Burning all his notes he agrees but this will be the first and last time the Oxygen Destroyer is to be used.
Using Geiger counters to locate Godzilla, Ogata and Serizawa dive down and plant the Oxygen Destroyer. In an act of self sacrifice to protect his creation from ever being used again Serizawa tricks Ogata back to the surface and releases the weapon.
Godzilla is destroyed at the bottom of Tokyo bay.
Dr. Yamane gives us a stark warning that if we continue to toy around with atomic weapons we may see more creatures like Godzilla.My thoughts:
I still think this film is a masterpiece of it's time. Very different from many of the Godzilla films that end up following it but we will get to that throughout the week.
"Godzilla" is less of a monster movie and more of a drama. The title character only makes brief appearances until the third act of the film, though when he does it is a stunning collection of civil destruction! The special effects won the Japanese equivalent of an Academy Award, and deservedly so I might add. (It was nominated for best picture but lost out to Kurisawa's "Seven Samurai")
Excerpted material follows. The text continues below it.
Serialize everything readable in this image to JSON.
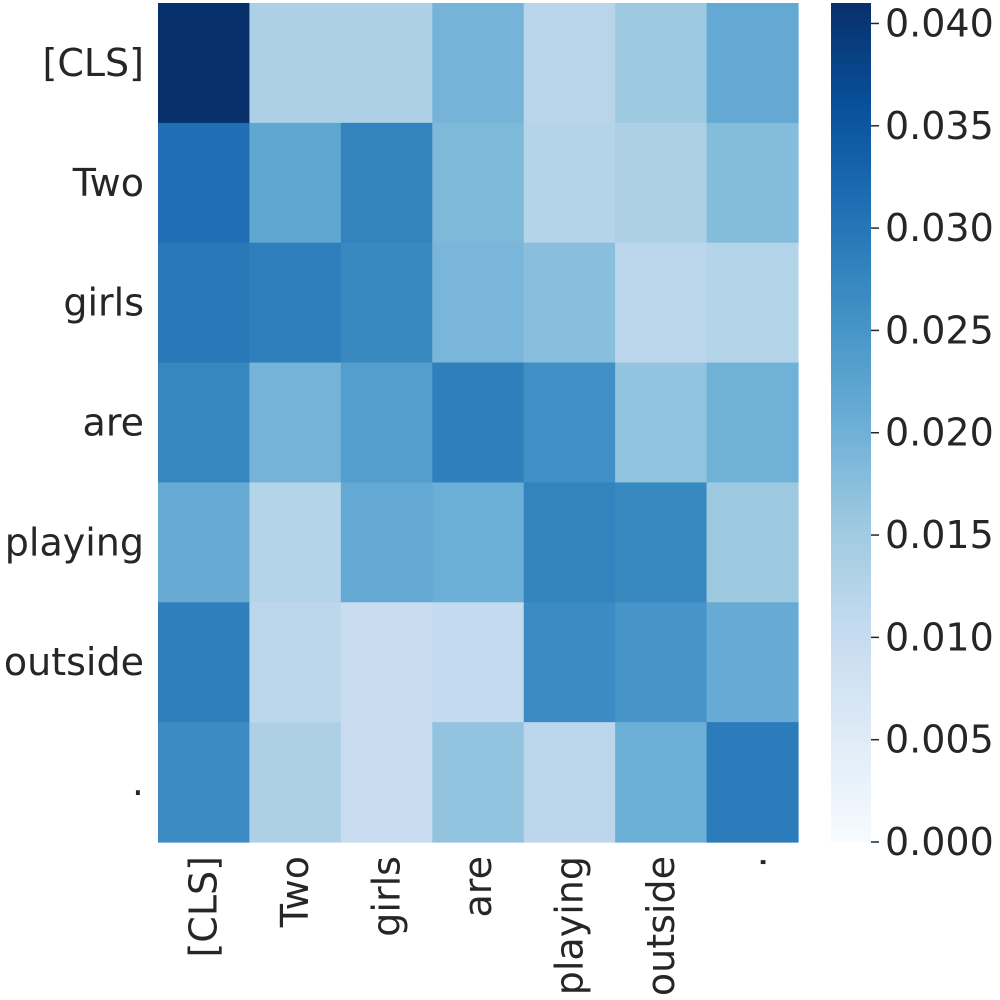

As I mentioned in the plot synopsis, this film takes place only 9 years after the destruction of Hiroshima and Nagasaki. The first and thankfully last use of an atomic weapon in a time of war. The cities are still be rebuilt and the lingering effects of the radiation are probably only being truly realized. Maybe it is just me, but I think one could easily see where a film whose main antagonist is the result of atomic energy could turn very anti-American. Surprisingly it makes great efforts to do just the opposite. Even going so far as to have an official at a intelligence briefing suggest that they keep the findings under wraps so not to enflame tensions and disrupt international relations.
I think this film was, while maybe not being entirely intentional, cathartic for the Japanese people and in a strange way an acceptance of their defeat in the war. They made a bid for world domination and despite their powerful army and navy, failed. In the end it wasn't a military that ended the war, but scientist. So it is mirrored in "Godzilla". Tanks, planes, bombs all fail to stop the monster, but science saves that day. It is this realization that domination of the world wont be done by might of hand, but by might of mind. This is a war many would argue that the Japanese nation has fought very well and may have won several times. (Many battles if not the war perhaps)
I've read that Ishiro Honda said in the years before his death that he had hoped that "Godzilla" would be a rallying point to stop atomic testing. It is interesting to think that a film that a man may have hoped would bring an end to an era gave birth to one of the longest lived and recognized film "stars".